As recently as last month, Japan and Russia appeared to be making progress on a long-standing dispute over four islands, with an outside chance of an agreement as soon as next month. On Monday, Moscow announced the construction of new military barracks on two of the islands and on Tuesday, Tokyo announced a protest.
At the end of World War II, the Soviet Union seized four desolate islands that Russia calls the Southern Kurils. And Japan, The Northern Territories.
That dispute is the reason the two countries never signed a peace treaty. Prime Minister Shinzo Abe has been relentless in pursuit of a resolution, and, at a summit in November, President Vladimir Putin floated a compromise; Russia might agree to sign a peace treaty and return two of the islands. But, reportedly, there would be a few conditions.

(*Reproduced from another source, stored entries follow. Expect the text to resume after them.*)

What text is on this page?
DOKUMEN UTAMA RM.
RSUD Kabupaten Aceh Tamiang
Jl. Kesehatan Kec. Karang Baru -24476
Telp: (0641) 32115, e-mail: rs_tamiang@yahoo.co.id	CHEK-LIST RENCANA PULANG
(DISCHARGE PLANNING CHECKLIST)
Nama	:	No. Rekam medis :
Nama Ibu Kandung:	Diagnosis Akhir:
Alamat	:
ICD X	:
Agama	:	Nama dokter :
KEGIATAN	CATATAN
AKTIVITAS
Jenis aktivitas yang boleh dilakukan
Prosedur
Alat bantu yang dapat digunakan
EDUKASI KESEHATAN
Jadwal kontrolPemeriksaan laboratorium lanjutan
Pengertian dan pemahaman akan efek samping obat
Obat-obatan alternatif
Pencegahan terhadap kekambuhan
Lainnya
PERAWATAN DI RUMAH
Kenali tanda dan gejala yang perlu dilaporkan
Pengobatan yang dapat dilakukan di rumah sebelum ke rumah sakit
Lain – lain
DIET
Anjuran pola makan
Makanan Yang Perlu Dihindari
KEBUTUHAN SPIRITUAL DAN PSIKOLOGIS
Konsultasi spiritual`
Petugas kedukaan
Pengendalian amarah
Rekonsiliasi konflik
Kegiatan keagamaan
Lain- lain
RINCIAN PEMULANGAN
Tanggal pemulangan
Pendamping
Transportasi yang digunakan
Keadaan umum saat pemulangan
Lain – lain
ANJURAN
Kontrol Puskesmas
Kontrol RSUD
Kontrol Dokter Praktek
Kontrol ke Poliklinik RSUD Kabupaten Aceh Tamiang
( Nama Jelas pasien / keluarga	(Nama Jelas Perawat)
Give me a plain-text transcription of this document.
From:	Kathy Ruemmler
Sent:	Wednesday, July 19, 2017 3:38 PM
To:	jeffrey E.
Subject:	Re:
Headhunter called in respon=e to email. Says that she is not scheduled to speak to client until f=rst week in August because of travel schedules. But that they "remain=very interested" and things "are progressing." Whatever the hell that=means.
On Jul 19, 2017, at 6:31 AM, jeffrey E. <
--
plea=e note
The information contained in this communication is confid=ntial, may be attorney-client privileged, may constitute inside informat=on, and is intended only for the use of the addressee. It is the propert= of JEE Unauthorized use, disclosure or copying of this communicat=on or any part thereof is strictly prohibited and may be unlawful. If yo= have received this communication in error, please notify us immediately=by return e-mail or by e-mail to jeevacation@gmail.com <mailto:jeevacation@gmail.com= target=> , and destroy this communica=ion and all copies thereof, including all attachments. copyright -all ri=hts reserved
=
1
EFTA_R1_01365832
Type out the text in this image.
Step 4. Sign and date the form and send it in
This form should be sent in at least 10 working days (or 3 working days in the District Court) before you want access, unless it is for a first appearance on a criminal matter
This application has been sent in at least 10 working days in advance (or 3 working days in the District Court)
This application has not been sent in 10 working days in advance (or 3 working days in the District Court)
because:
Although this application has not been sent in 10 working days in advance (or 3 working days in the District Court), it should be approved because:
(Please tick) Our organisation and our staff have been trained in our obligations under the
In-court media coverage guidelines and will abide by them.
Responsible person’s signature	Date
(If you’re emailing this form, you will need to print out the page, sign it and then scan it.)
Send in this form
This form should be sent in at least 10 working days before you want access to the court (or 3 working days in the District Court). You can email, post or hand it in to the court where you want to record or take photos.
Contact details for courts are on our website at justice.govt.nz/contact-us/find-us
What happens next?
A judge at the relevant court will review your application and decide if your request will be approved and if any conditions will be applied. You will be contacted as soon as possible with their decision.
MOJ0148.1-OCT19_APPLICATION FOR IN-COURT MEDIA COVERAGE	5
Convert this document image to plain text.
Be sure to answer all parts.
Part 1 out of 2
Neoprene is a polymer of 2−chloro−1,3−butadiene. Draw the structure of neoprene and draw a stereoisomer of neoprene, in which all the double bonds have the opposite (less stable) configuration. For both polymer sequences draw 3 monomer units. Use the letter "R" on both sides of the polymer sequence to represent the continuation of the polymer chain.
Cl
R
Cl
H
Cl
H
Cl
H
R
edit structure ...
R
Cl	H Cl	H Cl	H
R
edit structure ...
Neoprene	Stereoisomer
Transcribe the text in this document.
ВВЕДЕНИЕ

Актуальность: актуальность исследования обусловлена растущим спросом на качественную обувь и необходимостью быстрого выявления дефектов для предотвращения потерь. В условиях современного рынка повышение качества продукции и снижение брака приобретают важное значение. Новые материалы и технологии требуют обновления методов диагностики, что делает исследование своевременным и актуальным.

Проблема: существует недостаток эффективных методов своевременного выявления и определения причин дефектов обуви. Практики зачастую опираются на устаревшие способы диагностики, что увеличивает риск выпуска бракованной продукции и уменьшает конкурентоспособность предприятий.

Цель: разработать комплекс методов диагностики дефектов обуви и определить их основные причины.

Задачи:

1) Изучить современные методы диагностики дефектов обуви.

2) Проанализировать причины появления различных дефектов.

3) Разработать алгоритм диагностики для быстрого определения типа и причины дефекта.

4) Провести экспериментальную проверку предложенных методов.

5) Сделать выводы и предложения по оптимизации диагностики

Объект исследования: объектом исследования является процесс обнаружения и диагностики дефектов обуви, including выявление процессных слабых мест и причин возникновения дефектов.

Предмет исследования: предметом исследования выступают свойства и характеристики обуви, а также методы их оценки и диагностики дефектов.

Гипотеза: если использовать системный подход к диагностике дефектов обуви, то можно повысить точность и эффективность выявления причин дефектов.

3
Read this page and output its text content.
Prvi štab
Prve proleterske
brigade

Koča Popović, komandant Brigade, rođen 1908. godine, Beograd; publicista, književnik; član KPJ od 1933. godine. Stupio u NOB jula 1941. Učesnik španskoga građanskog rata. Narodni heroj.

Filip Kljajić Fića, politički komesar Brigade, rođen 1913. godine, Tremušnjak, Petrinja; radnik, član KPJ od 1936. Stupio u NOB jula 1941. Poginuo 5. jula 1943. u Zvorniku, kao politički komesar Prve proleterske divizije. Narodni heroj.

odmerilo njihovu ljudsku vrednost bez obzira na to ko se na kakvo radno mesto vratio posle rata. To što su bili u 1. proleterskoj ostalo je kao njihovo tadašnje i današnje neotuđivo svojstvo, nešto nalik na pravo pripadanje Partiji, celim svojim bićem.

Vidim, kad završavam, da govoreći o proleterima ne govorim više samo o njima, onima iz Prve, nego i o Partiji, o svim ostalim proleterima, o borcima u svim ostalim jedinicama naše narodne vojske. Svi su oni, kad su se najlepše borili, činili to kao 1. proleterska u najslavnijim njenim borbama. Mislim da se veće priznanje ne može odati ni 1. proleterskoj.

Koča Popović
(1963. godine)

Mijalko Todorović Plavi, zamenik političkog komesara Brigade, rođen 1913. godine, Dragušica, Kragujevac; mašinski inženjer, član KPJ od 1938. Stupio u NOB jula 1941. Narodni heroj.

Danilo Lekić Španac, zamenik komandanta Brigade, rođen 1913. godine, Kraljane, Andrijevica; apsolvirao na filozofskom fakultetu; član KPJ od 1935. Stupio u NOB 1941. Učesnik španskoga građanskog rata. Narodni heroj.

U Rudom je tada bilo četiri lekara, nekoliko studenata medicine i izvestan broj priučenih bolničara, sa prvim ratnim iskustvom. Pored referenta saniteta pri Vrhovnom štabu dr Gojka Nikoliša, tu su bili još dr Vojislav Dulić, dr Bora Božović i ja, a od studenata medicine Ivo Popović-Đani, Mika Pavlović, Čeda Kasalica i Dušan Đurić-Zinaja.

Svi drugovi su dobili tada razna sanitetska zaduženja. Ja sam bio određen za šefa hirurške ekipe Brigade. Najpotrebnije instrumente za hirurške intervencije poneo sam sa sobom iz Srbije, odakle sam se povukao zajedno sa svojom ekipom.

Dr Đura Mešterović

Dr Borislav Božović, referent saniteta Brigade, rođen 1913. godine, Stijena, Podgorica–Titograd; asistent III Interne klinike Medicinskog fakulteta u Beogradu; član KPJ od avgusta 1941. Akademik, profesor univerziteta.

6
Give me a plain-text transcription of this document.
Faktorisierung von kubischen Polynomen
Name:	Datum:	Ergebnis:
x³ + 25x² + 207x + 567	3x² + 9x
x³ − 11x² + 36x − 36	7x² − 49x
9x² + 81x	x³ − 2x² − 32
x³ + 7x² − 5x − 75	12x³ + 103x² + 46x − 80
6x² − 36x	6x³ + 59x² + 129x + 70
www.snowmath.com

Japan would have to put the islands outside the U.S. – Japan security treaty, meaning no American bases, pay generous compensation to evicted Russian residents, and lift sanctions imposed after Russia’s annexation of Crimea.
For its part, Japan suggested that any deal would be a “two islands first” agreement, with no surrender of its claim to the other two islands. Then, with hopes of an agreement already flickering, the Russian defense ministry announced construction of new military facilities on the islands, with troops set to move into four new barracks by the end of this year.

Another issue that may come up at next month’s Putin-Abe summit, is Japan’s plan to deploy two aircraft carriers, its first since the second world war.
This week, the Cabinet approved plans we reported last month to equip the helicopter carrier Izumo with a squadron of ten F-35B Joint Strike Fighters and announced that sister ship Kaga would soon follow suit. That’s part of five-year plan to increase defense spending 6.4 percent, to a total of 315 billion dollars.